Test connectivity to all services using the following code examples:

Quick Test Script

Run this script to test all service connections at once:

MLflow Connection

import requests
try:
    response = requests.get("http://mlflow:5000/")
    print(f"MLflow: {'Connected' if response.status_code == 200 else 'Failed'}")
except Exception as e:
    print(f"MLflow: Error - {e}")

Feast Connection

try:
    response = requests.get("http://feast-ui:8080/")
    print(f"Feast: {'Connected' if response.status_code == 200 else 'Failed'}")
except Exception as e:
    print(f"Feast: Error - {e}")

vLLM Connection

try:
    response = requests.get("http://vllm:8000/v1/models")
    print(f"vLLM: {'Connected' if response.status_code == 200 else 'Failed'}")
except Exception as e:
    print(f"vLLM: Error - {e}")

Spark Connection

try:
    response = requests.get("https://spark.workbench.relativelyobjective.com/")
    print(f"Spark: {'Connected' if response.status_code == 200 else 'Failed'}")
except Exception as e:
    print(f"Spark: Error - {e}")

Common Issues

If connections fail, check your network settings and ensure all services are running properly.
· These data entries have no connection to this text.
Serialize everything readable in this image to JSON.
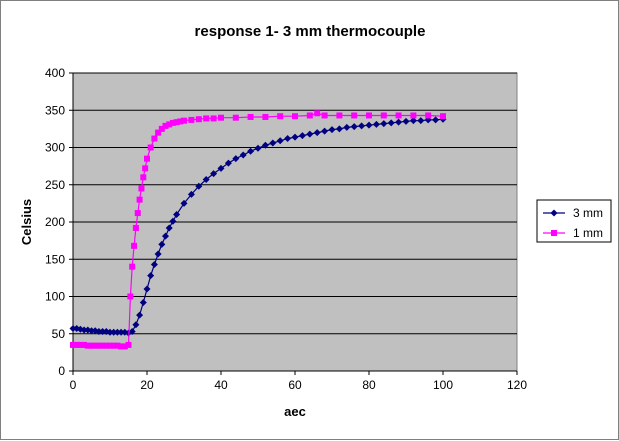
{
  "chart_data": {
    "type": "line",
    "title": "response 1- 3 mm thermocouple",
    "xlabel": "aec",
    "ylabel": "Celsius",
    "xlim": [
      0,
      120
    ],
    "ylim": [
      0,
      400
    ],
    "xticks": [
      0,
      20,
      40,
      60,
      80,
      100,
      120
    ],
    "yticks": [
      0,
      50,
      100,
      150,
      200,
      250,
      300,
      350,
      400
    ],
    "grid": "horizontal",
    "plot_background": "#c0c0c0",
    "legend_position": "right",
    "series": [
      {
        "name": "3 mm",
        "color": "#000080",
        "marker": "diamond",
        "points": [
          [
            0,
            57
          ],
          [
            1,
            57
          ],
          [
            2,
            56
          ],
          [
            3,
            55
          ],
          [
            4,
            55
          ],
          [
            5,
            54
          ],
          [
            6,
            54
          ],
          [
            7,
            53
          ],
          [
            8,
            53
          ],
          [
            9,
            53
          ],
          [
            10,
            52
          ],
          [
            11,
            52
          ],
          [
            12,
            52
          ],
          [
            13,
            52
          ],
          [
            14,
            52
          ],
          [
            15,
            51
          ],
          [
            16,
            53
          ],
          [
            17,
            62
          ],
          [
            18,
            75
          ],
          [
            19,
            92
          ],
          [
            20,
            110
          ],
          [
            21,
            128
          ],
          [
            22,
            143
          ],
          [
            23,
            157
          ],
          [
            24,
            170
          ],
          [
            25,
            181
          ],
          [
            26,
            192
          ],
          [
            27,
            201
          ],
          [
            28,
            210
          ],
          [
            30,
            225
          ],
          [
            32,
            237
          ],
          [
            34,
            248
          ],
          [
            36,
            257
          ],
          [
            38,
            265
          ],
          [
            40,
            272
          ],
          [
            42,
            279
          ],
          [
            44,
            285
          ],
          [
            46,
            290
          ],
          [
            48,
            295
          ],
          [
            50,
            299
          ],
          [
            52,
            303
          ],
          [
            54,
            306
          ],
          [
            56,
            309
          ],
          [
            58,
            312
          ],
          [
            60,
            314
          ],
          [
            62,
            316
          ],
          [
            64,
            318
          ],
          [
            66,
            320
          ],
          [
            68,
            322
          ],
          [
            70,
            324
          ],
          [
            72,
            325
          ],
          [
            74,
            327
          ],
          [
            76,
            328
          ],
          [
            78,
            329
          ],
          [
            80,
            330
          ],
          [
            82,
            331
          ],
          [
            84,
            332
          ],
          [
            86,
            333
          ],
          [
            88,
            334
          ],
          [
            90,
            335
          ],
          [
            92,
            336
          ],
          [
            94,
            336
          ],
          [
            96,
            337
          ],
          [
            98,
            337
          ],
          [
            100,
            338
          ]
        ]
      },
      {
        "name": "1 mm",
        "color": "#ff00ff",
        "marker": "square",
        "points": [
          [
            0,
            35
          ],
          [
            1,
            35
          ],
          [
            2,
            35
          ],
          [
            3,
            35
          ],
          [
            4,
            34
          ],
          [
            5,
            34
          ],
          [
            6,
            34
          ],
          [
            7,
            34
          ],
          [
            8,
            34
          ],
          [
            9,
            34
          ],
          [
            10,
            34
          ],
          [
            11,
            34
          ],
          [
            12,
            34
          ],
          [
            13,
            33
          ],
          [
            14,
            33
          ],
          [
            15,
            35
          ],
          [
            15.5,
            100
          ],
          [
            16,
            140
          ],
          [
            16.5,
            168
          ],
          [
            17,
            192
          ],
          [
            17.5,
            212
          ],
          [
            18,
            230
          ],
          [
            18.5,
            245
          ],
          [
            19,
            260
          ],
          [
            19.5,
            272
          ],
          [
            20,
            285
          ],
          [
            21,
            300
          ],
          [
            22,
            312
          ],
          [
            23,
            320
          ],
          [
            24,
            325
          ],
          [
            25,
            329
          ],
          [
            26,
            331
          ],
          [
            27,
            333
          ],
          [
            28,
            334
          ],
          [
            29,
            335
          ],
          [
            30,
            336
          ],
          [
            32,
            337
          ],
          [
            34,
            338
          ],
          [
            36,
            339
          ],
          [
            38,
            339
          ],
          [
            40,
            340
          ],
          [
            44,
            340
          ],
          [
            48,
            341
          ],
          [
            52,
            341
          ],
          [
            56,
            342
          ],
          [
            60,
            342
          ],
          [
            64,
            343
          ],
          [
            66,
            346
          ],
          [
            68,
            343
          ],
          [
            72,
            343
          ],
          [
            76,
            343
          ],
          [
            80,
            343
          ],
          [
            84,
            343
          ],
          [
            88,
            343
          ],
          [
            92,
            343
          ],
          [
            96,
            343
          ],
          [
            100,
            342
          ]
        ]
      }
    ]
  }
}
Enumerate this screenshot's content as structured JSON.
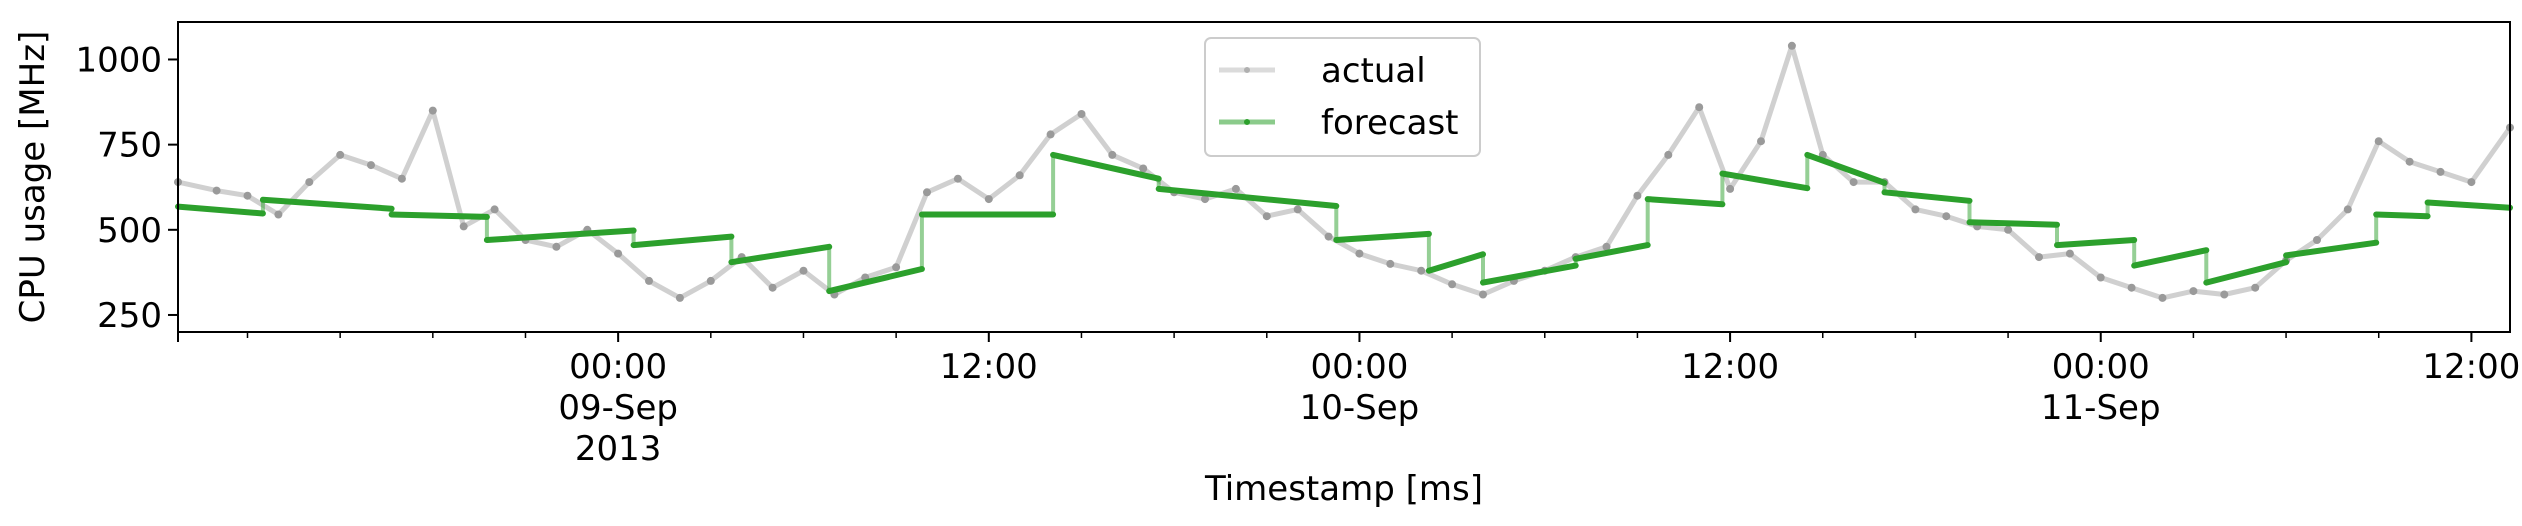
{
  "chart_data": {
    "type": "line",
    "title": "",
    "xlabel": "Timestamp [ms]",
    "ylabel": "CPU usage [MHz]",
    "ylim": [
      200,
      1110
    ],
    "xlim": [
      "2013-09-08 09:45",
      "2013-09-11 13:15"
    ],
    "yticks": [
      {
        "value": 250,
        "label": "250"
      },
      {
        "value": 500,
        "label": "500"
      },
      {
        "value": 750,
        "label": "750"
      },
      {
        "value": 1000,
        "label": "1000"
      }
    ],
    "xticks": [
      {
        "time": "2013-09-09 00:00",
        "lines": [
          "00:00",
          "09-Sep",
          "2013"
        ]
      },
      {
        "time": "2013-09-09 12:00",
        "lines": [
          "12:00"
        ]
      },
      {
        "time": "2013-09-10 00:00",
        "lines": [
          "00:00",
          "10-Sep"
        ]
      },
      {
        "time": "2013-09-10 12:00",
        "lines": [
          "12:00"
        ]
      },
      {
        "time": "2013-09-11 00:00",
        "lines": [
          "00:00",
          "11-Sep"
        ]
      },
      {
        "time": "2013-09-11 12:00",
        "lines": [
          "12:00"
        ]
      }
    ],
    "legend": {
      "position": "top-center"
    },
    "grid": false,
    "series": [
      {
        "name": "actual",
        "color": "#b0b0b0",
        "style": "line-with-dot-markers",
        "points": [
          [
            "2013-09-08 09:45",
            640
          ],
          [
            "2013-09-08 11:00",
            615
          ],
          [
            "2013-09-08 12:00",
            600
          ],
          [
            "2013-09-08 13:00",
            545
          ],
          [
            "2013-09-08 14:00",
            640
          ],
          [
            "2013-09-08 15:00",
            720
          ],
          [
            "2013-09-08 16:00",
            690
          ],
          [
            "2013-09-08 17:00",
            650
          ],
          [
            "2013-09-08 18:00",
            850
          ],
          [
            "2013-09-08 19:00",
            510
          ],
          [
            "2013-09-08 20:00",
            560
          ],
          [
            "2013-09-08 21:00",
            470
          ],
          [
            "2013-09-08 22:00",
            450
          ],
          [
            "2013-09-08 23:00",
            500
          ],
          [
            "2013-09-09 00:00",
            430
          ],
          [
            "2013-09-09 01:00",
            350
          ],
          [
            "2013-09-09 02:00",
            300
          ],
          [
            "2013-09-09 03:00",
            350
          ],
          [
            "2013-09-09 04:00",
            420
          ],
          [
            "2013-09-09 05:00",
            330
          ],
          [
            "2013-09-09 06:00",
            380
          ],
          [
            "2013-09-09 07:00",
            310
          ],
          [
            "2013-09-09 08:00",
            360
          ],
          [
            "2013-09-09 09:00",
            390
          ],
          [
            "2013-09-09 10:00",
            610
          ],
          [
            "2013-09-09 11:00",
            650
          ],
          [
            "2013-09-09 12:00",
            590
          ],
          [
            "2013-09-09 13:00",
            660
          ],
          [
            "2013-09-09 14:00",
            780
          ],
          [
            "2013-09-09 15:00",
            840
          ],
          [
            "2013-09-09 16:00",
            720
          ],
          [
            "2013-09-09 17:00",
            680
          ],
          [
            "2013-09-09 18:00",
            610
          ],
          [
            "2013-09-09 19:00",
            590
          ],
          [
            "2013-09-09 20:00",
            620
          ],
          [
            "2013-09-09 21:00",
            540
          ],
          [
            "2013-09-09 22:00",
            560
          ],
          [
            "2013-09-09 23:00",
            480
          ],
          [
            "2013-09-10 00:00",
            430
          ],
          [
            "2013-09-10 01:00",
            400
          ],
          [
            "2013-09-10 02:00",
            380
          ],
          [
            "2013-09-10 03:00",
            340
          ],
          [
            "2013-09-10 04:00",
            310
          ],
          [
            "2013-09-10 05:00",
            350
          ],
          [
            "2013-09-10 06:00",
            380
          ],
          [
            "2013-09-10 07:00",
            420
          ],
          [
            "2013-09-10 08:00",
            450
          ],
          [
            "2013-09-10 09:00",
            600
          ],
          [
            "2013-09-10 10:00",
            720
          ],
          [
            "2013-09-10 11:00",
            860
          ],
          [
            "2013-09-10 12:00",
            620
          ],
          [
            "2013-09-10 13:00",
            760
          ],
          [
            "2013-09-10 14:00",
            1040
          ],
          [
            "2013-09-10 15:00",
            720
          ],
          [
            "2013-09-10 16:00",
            640
          ],
          [
            "2013-09-10 17:00",
            640
          ],
          [
            "2013-09-10 18:00",
            560
          ],
          [
            "2013-09-10 19:00",
            540
          ],
          [
            "2013-09-10 20:00",
            510
          ],
          [
            "2013-09-10 21:00",
            500
          ],
          [
            "2013-09-10 22:00",
            420
          ],
          [
            "2013-09-10 23:00",
            430
          ],
          [
            "2013-09-11 00:00",
            360
          ],
          [
            "2013-09-11 01:00",
            330
          ],
          [
            "2013-09-11 02:00",
            300
          ],
          [
            "2013-09-11 03:00",
            320
          ],
          [
            "2013-09-11 04:00",
            310
          ],
          [
            "2013-09-11 05:00",
            330
          ],
          [
            "2013-09-11 06:00",
            410
          ],
          [
            "2013-09-11 07:00",
            470
          ],
          [
            "2013-09-11 08:00",
            560
          ],
          [
            "2013-09-11 09:00",
            760
          ],
          [
            "2013-09-11 10:00",
            700
          ],
          [
            "2013-09-11 11:00",
            670
          ],
          [
            "2013-09-11 12:00",
            640
          ],
          [
            "2013-09-11 13:15",
            800
          ]
        ]
      },
      {
        "name": "forecast",
        "color": "#2ca02c",
        "style": "piecewise-segments",
        "segments": [
          {
            "start": "2013-09-08 09:45",
            "end": "2013-09-08 12:30",
            "from": 568,
            "to": 548
          },
          {
            "start": "2013-09-08 12:30",
            "end": "2013-09-08 16:40",
            "from": 588,
            "to": 562
          },
          {
            "start": "2013-09-08 16:40",
            "end": "2013-09-08 19:45",
            "from": 545,
            "to": 538
          },
          {
            "start": "2013-09-08 19:45",
            "end": "2013-09-09 00:30",
            "from": 470,
            "to": 498
          },
          {
            "start": "2013-09-09 00:30",
            "end": "2013-09-09 03:40",
            "from": 455,
            "to": 480
          },
          {
            "start": "2013-09-09 03:40",
            "end": "2013-09-09 06:50",
            "from": 405,
            "to": 450
          },
          {
            "start": "2013-09-09 06:50",
            "end": "2013-09-09 09:50",
            "from": 320,
            "to": 385
          },
          {
            "start": "2013-09-09 09:50",
            "end": "2013-09-09 14:05",
            "from": 545,
            "to": 545
          },
          {
            "start": "2013-09-09 14:05",
            "end": "2013-09-09 17:30",
            "from": 720,
            "to": 650
          },
          {
            "start": "2013-09-09 17:30",
            "end": "2013-09-09 23:15",
            "from": 620,
            "to": 570
          },
          {
            "start": "2013-09-09 23:15",
            "end": "2013-09-10 02:15",
            "from": 470,
            "to": 488
          },
          {
            "start": "2013-09-10 02:15",
            "end": "2013-09-10 04:00",
            "from": 380,
            "to": 428
          },
          {
            "start": "2013-09-10 04:00",
            "end": "2013-09-10 07:00",
            "from": 345,
            "to": 395
          },
          {
            "start": "2013-09-10 07:00",
            "end": "2013-09-10 09:20",
            "from": 415,
            "to": 455
          },
          {
            "start": "2013-09-10 09:20",
            "end": "2013-09-10 11:45",
            "from": 590,
            "to": 575
          },
          {
            "start": "2013-09-10 11:45",
            "end": "2013-09-10 14:30",
            "from": 665,
            "to": 622
          },
          {
            "start": "2013-09-10 14:30",
            "end": "2013-09-10 17:00",
            "from": 720,
            "to": 638
          },
          {
            "start": "2013-09-10 17:00",
            "end": "2013-09-10 19:45",
            "from": 610,
            "to": 585
          },
          {
            "start": "2013-09-10 19:45",
            "end": "2013-09-10 22:35",
            "from": 522,
            "to": 515
          },
          {
            "start": "2013-09-10 22:35",
            "end": "2013-09-11 01:05",
            "from": 455,
            "to": 470
          },
          {
            "start": "2013-09-11 01:05",
            "end": "2013-09-11 03:25",
            "from": 395,
            "to": 440
          },
          {
            "start": "2013-09-11 03:25",
            "end": "2013-09-11 06:00",
            "from": 345,
            "to": 405
          },
          {
            "start": "2013-09-11 06:00",
            "end": "2013-09-11 08:55",
            "from": 425,
            "to": 462
          },
          {
            "start": "2013-09-11 08:55",
            "end": "2013-09-11 10:35",
            "from": 545,
            "to": 540
          },
          {
            "start": "2013-09-11 10:35",
            "end": "2013-09-11 13:15",
            "from": 580,
            "to": 565
          }
        ]
      }
    ]
  }
}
🆕 Environment & Kernel Issues (2025-07 Update)

If you encounter issues with Jupyter kernels or PySpark compatibility:

Kernel Not Appearing in JupyterLab

# Check if the watcher script is running
docker exec jupyterlab ps aux | grep utility-watch-envs

# Check watcher logs
docker exec jupyterlab tail -n 20 /scripts/utility-watch-envs.sh.log

# Manually trigger kernel registration (if needed)
docker exec jupyterlab bash -c "cd /scripts && ./utility-watch-envs.sh"

PySpark Python Version Mismatch

# Check your Jupyter kernel Python version
import sys
print(f"Python version: {sys.version}")

# Check if using the correct conda-store environment
import os
print(f"Python executable: {sys.executable}")

# Should show path like: /opt/conda_store/data/store/default/.../bin/python

Automatic Resolution

The watcher script automatically handles most environment issues. If problems persist, restart JupyterLab to pick up new kernel registrations.